Innovation is driven by new ideas. That means that creativity is at the heart of innovation, and so creativity will drive the economy.
Creativity seems mysterious. We love stories about mad geniuses striving alone in dark labs. We create myths about flashes of superhuman insight that lead to the solutions to difficult problems. We give credit for inventions to single individuals like Edison, Bell, and Marconi.
If creativity is mysterious, then we should be worried about the state of the economy. How can we count on creativity to create growth if it is mysterious and requires heroic figures to occur?
Happily, creativity is not a mystery. The creation of new ideas results from basic psychological mechanisms. Because those mechanisms are well-studied by psychologists, there is much that we can do to teach others how to become more creative. In addition, this knowledge provides us with ways to create tools to support that creativity.

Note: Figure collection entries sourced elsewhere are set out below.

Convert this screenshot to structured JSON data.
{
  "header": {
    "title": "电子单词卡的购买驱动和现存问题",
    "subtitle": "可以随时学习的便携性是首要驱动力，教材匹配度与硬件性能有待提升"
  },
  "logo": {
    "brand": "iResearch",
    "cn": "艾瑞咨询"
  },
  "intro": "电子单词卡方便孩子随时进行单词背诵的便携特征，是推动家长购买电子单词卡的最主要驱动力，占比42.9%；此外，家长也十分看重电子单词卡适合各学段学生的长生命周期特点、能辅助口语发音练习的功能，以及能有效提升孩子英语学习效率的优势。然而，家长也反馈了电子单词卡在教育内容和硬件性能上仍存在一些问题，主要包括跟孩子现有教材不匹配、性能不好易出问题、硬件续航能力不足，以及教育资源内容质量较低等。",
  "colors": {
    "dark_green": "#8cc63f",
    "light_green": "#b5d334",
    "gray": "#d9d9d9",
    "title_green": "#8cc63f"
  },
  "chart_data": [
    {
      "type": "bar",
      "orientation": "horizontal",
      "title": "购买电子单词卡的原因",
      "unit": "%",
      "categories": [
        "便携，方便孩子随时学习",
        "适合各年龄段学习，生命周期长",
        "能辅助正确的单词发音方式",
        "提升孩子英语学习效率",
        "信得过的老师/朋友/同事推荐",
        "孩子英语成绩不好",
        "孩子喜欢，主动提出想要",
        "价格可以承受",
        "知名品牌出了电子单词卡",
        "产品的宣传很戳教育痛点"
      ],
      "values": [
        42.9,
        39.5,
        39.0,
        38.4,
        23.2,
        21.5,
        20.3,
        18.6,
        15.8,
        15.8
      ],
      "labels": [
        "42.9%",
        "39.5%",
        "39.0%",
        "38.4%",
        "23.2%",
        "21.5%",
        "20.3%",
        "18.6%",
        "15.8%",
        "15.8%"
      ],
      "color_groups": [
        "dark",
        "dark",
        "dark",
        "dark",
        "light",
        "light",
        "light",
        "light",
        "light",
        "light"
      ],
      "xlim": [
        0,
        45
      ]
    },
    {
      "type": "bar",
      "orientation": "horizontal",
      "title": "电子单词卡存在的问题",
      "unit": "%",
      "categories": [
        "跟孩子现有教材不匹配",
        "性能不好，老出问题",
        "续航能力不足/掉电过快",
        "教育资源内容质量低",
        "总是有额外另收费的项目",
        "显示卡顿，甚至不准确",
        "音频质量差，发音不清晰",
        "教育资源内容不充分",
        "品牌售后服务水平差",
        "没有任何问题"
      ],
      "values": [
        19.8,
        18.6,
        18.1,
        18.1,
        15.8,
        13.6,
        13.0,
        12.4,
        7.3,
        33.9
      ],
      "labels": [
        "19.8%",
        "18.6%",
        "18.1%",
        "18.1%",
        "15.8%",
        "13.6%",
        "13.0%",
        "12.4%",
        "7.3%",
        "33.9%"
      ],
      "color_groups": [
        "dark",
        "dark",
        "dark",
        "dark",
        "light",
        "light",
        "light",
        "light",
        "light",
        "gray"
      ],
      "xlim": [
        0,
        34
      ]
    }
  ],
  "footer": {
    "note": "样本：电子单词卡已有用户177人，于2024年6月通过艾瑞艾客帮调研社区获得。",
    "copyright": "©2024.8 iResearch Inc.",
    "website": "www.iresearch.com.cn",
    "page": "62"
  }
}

In July of 2009, the book Tools for Innovation came out. I edited this book with my colleague Kris Wood, who is a mechanical engineer. We brought together psychologists, engineers, computer scientists, and people in business to write chapters about basic research that helps us to understand creativity and the tools that can be developed based on that research. In the next few posts, I'll describe a few of the lessons from this book.
The first lesson comes from a chapter by Robert Weisberg from Temple University. He analyzes a number of examples of creativity, such as Edison's creation of the kinetoscope (a precursor to the movie projector), Picasso's creation of the painting Guernica, and the Wright brother's development of the airplane. He uses these examples to break down a number of myths about innovation.
For example, we tend to give credit to a single individual for an invention. We all know, for example, that the Wright brothers invented the airplane. However, they were working within a larger world community of people who were all working on flying machines. They took note of other people's failures, such as the death of inventor Otto Lilienthal, who was killed when his flying machine was caught in a gust of wind. This failure led the Wrights to assume that the pilot needed to be able to control the flight of the airplane.
The Wrights were bicycle makers before they started to make airplanes. So they had extensive experience with complicated mechanical devices. This expertise was important as they began to put together an actual device for flying.
Finally, the Wrights looked to the world around them for help in developing the control system for the airplane. Many groups focused on using what was known about steering boats to help steer a plane (that is why the fin on the back of a plane is called a ‘rudder'), but the Wrights read extensively about what was known about bird flight. They decided to have the control system of the plane warp the wings by analogy to what was known about the way that birds fly.
So, the Wright brothers were smart, and persistent, and diligent. They tested their designs carefully. Their invention helped pave the way toward a multibillion dollar industry. But this innovation did not come about because they did things that were beyond the grasp of mere mortals.
In the next few posts, I'll talk more about innovation and lessons from the new book.